All eyes on me: Tássia Reis

We’ve teamed up with Ray-Ban to pair four eyecons – The Wayfarer, The Aviator, The Clubmaster and The Round – together with four future icons whose visions will shape the cultural landscape in years to come. Next up, Brazilian rapper and renaissance woman, Tássia Reis.

At the pinnacle of culture, Ray-Ban has been leading the eyewear game since 1937, maintaining their attention to lens technology and high-quality craftsmanship.

Take The Round – a stylish symbol of rebellion that burst onto the fashion scene via eyewear label in the 1980s. Inspired by the circular frames donned by musical legends like John Lennon and Janis Joplin or intellectual icon Alan Ginsberg in the Sixties, Ray-Ban’s reinterpretation of this bold trend, made them iconic again.

From the ultra-modern Aviator, the classic Wayfarer, the Clubmaster, and The Round, we took an archival look at the pioneer lenses that have catapulted eyewear into the public sphere over the last 85 years.

How best to describe Tássia Reis? One of the most influential cross-genre Brazilian rappers of the moment, sure. Add composer, poet, dancer and fashion brand owner, and Tássia Reis becomes transcendent; flying high above the rules of easy categorisation. But one thing we know for certain; Tássia Reis is an icon in the making.

Winding the clock back to her formative years growing up in Jacareí, a county in the state of São Paulo, Reis was deeply influenced by the traditionally Brazilian escolas de samba or Samba schools” where her parents first met. In school, Reis discovered hip-hop culture. Today, these genres fuse in Reis’ ever-evolving sound, where neo-soul rubs shoulders with rap. With lyrics that address racism, self-care, happiness and cultivating power and possibility in Black women, Tássia Reis presents a vision for a utopian future world.

Hello Tássia! Tell us about yourself…

I am an artist. I like to think that I am creative because I compose, write my songs, invent my melodies and write some stories too. I have taken my career independently; I build it from my vision of the world.

I found myself as an artist very early, so I ended up working with art. I started studying dance, and I ended up on the path of art itself. I sing, I do live shows. I also work with the internet; I am a digital influencer. I studied fashion and I am a technologist in fashion design. From that, I created a brand called Xiu, because fashion is a way of expressing myself in the world.
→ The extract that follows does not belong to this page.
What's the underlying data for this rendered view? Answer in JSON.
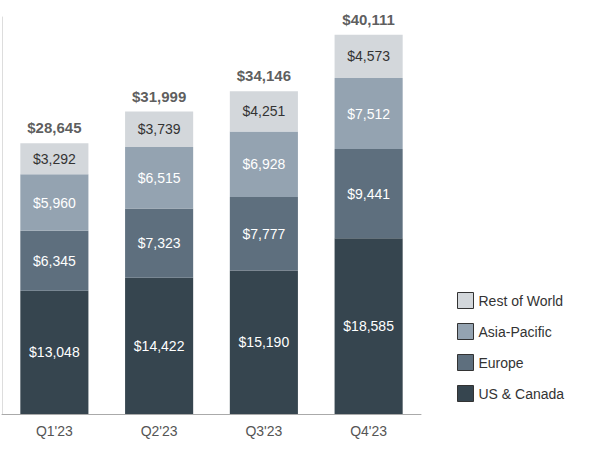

This is what I am, but I want to do much more.

What does the word icon” mean to you?

Well, for me the word iconic means something that becomes so relevant that it becomes a point of reference. Not necessarily for inventing something, but for being so relevant that the importance is indisputable.

Who are your icons?

Maybe it sounds a little cliché, but my mother is a very iconic person, she is a very iconic woman. Because of her, I began to have a fashion vision and a vision of life itself.

She is an icon because wherever she goes, she becomes a fashion reference. In my city, people see her and want to wear the same clothes and use the same things that she is using.

I like Erykah Badu, I think she is iconic. I like Ciara very much, and Alcione, who is a Brazilian sambista, a musical artist in Brazil, is also iconic for me.

How does it feel when you perform live?

I love performing and I love playing live. It is very special for me to be on stage. I feel like magic happens. I believe that the show is an exchange between the artists with the people who are watching. When this exchange happens, it is so strong that the show starts to happen. I feel alive – it’s a transcendental experience.

Do you remember a moment when you felt like you’d made it?

I love performing, but the first time I was on stage I had to control the microphone

because I was shaking so much. That moment was really special because I had to

control my emotions. I have many very special moments in my career but one of them was the first show that I did outside Brazil in my first international tour at the Roskilde festival in Denmark. That day I was really emotional but knew what I should do.

I get really emotional about my career and my mission in the world.

Do you remember something a fan has said to you?

I have fans, but there are many people who text me incredible messages about how my music helped them to go through a difficult time. I think it is so beautiful because I write to express my feelings, my anxieties, right? So for people to identify with it, for me, is beautiful.

What do you hope to be remembered for?

I have been thinking about my legacy, what I want to leave for the world, what I want to be remembered for. I want to be remembered for being an artist, a person who cares about the world. Not only as an artist but as a person.

As an artist, I want people to remember how they felt when they heard my music. I want it to be a comfortable place, a place of good memories, you know? Like when my parents listen to the music they used to hear when they were teenagers and they have that feeling of how nice it was to be able to live that moment. I think I want that same memory.

As a person, I want people to remember how much I cared about them and how I cared about the world we live in. My quest as an artist is also to improve people. I want people to remember that I looked for alternative ways for us to try to be better in this world that we live in. Someone who was after a better life for us, for everyone.

When do you feel iconic?

I like astrology and I am a Leo. It is great to be able to feel like an icon because it is part of my being.

I feel iconic when I go to shoots or when I am getting ready to perform in a show. People are waiting for it. I think that is where I place my expression, you know?